Interestingly enough, after three years of ignoring
The Strong Buzz, and after much irreverence towards the
New York Times on Ms Strong’s part,
Florence Fabricant, a regular
New York Times food section contributor, casually linked her column to the site yesterday. Perhaps she doesn’t care for Mr Wells either and wanted to make sure Strong’s outburst received maximum attention. Or perhaps it was just a coincidence.
Where I believe Mr. Wells missed the mark was is in his instance that there is a wrong or a right way to present a blog and that there should be some sort of accepted standard (his) for what comprises a superior one. Well, even if there was one, who would that serve? Unlike the more traditional venues, the beauty of blogs, and some would say their horror, is in their very nature as a form of personal dialogue. Like the guy muttering at the back of the bus, you may be a blogger holding court with an audience of one, or you may be attracting the eyeballs of the crowd. But unless you are selling banner ads, who needs the justification of numbers – or rules for that matter?
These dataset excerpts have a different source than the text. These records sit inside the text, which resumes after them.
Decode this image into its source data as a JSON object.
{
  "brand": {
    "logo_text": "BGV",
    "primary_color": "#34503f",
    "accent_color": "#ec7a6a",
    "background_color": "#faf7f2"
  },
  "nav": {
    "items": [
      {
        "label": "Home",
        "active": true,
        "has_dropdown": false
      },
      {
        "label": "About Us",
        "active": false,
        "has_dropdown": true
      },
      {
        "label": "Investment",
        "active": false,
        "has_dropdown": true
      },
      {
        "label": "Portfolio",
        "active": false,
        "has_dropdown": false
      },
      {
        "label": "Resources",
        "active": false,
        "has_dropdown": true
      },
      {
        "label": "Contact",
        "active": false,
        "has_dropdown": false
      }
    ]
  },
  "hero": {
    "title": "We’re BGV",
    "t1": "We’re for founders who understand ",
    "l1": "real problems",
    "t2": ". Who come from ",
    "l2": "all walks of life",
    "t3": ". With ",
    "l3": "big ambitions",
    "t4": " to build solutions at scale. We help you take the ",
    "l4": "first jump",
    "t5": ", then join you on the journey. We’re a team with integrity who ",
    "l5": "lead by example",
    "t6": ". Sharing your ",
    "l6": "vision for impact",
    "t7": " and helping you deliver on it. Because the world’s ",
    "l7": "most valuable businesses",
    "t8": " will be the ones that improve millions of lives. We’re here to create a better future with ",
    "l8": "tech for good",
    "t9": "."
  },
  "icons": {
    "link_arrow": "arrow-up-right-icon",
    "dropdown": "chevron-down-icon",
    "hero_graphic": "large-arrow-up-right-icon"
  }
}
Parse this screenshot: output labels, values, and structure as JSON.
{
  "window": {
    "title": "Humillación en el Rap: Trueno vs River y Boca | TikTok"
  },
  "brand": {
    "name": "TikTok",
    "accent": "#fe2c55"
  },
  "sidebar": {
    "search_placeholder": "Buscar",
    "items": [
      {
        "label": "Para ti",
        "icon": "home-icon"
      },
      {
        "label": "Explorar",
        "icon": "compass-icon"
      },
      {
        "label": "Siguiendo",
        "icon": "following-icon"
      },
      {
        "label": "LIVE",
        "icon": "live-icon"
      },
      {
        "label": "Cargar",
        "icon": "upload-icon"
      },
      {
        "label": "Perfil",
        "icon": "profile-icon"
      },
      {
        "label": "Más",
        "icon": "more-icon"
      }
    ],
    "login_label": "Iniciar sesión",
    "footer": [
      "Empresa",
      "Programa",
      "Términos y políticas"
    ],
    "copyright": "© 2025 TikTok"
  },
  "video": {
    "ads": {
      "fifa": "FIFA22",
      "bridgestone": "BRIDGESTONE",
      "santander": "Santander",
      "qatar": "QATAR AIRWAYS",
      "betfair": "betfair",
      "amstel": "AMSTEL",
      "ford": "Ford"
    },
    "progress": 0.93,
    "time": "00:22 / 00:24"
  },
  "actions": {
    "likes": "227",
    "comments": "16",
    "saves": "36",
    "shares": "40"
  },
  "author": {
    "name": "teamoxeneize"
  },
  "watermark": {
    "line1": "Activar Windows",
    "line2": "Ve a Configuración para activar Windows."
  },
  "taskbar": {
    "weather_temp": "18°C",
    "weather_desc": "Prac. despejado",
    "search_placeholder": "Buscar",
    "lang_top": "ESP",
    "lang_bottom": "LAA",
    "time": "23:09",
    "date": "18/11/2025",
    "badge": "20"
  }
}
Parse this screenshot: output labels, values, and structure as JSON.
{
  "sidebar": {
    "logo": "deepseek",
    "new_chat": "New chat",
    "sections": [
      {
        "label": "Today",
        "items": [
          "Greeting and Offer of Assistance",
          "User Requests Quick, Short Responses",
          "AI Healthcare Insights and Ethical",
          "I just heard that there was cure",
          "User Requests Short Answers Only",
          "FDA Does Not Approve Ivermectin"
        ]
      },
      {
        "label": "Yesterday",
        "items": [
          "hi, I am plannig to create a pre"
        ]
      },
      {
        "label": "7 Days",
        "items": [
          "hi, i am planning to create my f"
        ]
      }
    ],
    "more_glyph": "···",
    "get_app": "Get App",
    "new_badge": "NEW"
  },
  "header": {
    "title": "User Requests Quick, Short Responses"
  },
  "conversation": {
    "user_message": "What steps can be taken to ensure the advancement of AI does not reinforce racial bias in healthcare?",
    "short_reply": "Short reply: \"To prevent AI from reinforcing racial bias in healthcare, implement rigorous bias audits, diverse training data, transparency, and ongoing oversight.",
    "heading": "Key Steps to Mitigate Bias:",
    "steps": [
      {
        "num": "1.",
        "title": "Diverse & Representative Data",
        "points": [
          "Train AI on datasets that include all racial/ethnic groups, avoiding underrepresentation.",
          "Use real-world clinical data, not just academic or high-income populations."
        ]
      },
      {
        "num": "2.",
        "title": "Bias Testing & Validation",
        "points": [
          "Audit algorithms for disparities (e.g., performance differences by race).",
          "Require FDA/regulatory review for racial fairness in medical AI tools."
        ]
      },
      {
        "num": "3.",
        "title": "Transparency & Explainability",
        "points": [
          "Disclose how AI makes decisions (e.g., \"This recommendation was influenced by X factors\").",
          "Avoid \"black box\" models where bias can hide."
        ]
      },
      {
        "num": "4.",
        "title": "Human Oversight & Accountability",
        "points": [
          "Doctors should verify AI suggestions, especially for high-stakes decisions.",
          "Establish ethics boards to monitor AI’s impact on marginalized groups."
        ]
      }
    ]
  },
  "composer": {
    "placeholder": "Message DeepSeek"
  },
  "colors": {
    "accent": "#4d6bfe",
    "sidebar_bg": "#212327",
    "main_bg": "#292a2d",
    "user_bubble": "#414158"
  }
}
Setting aside your blogger’s responsibility in matters of accuracy, legality, or social consideration, if only five people validate your blog with their mouse clicks and that is enough to justify the investment of time and resources to you, then who else has cause to play arbitrator.
The natural laws of supply and demand are thwarted and artificially regulated in so many other areas (take our provincial liquor laws, for example), can we not afford to let the blogosphere go free range even if all it does is wander about and lay eggs?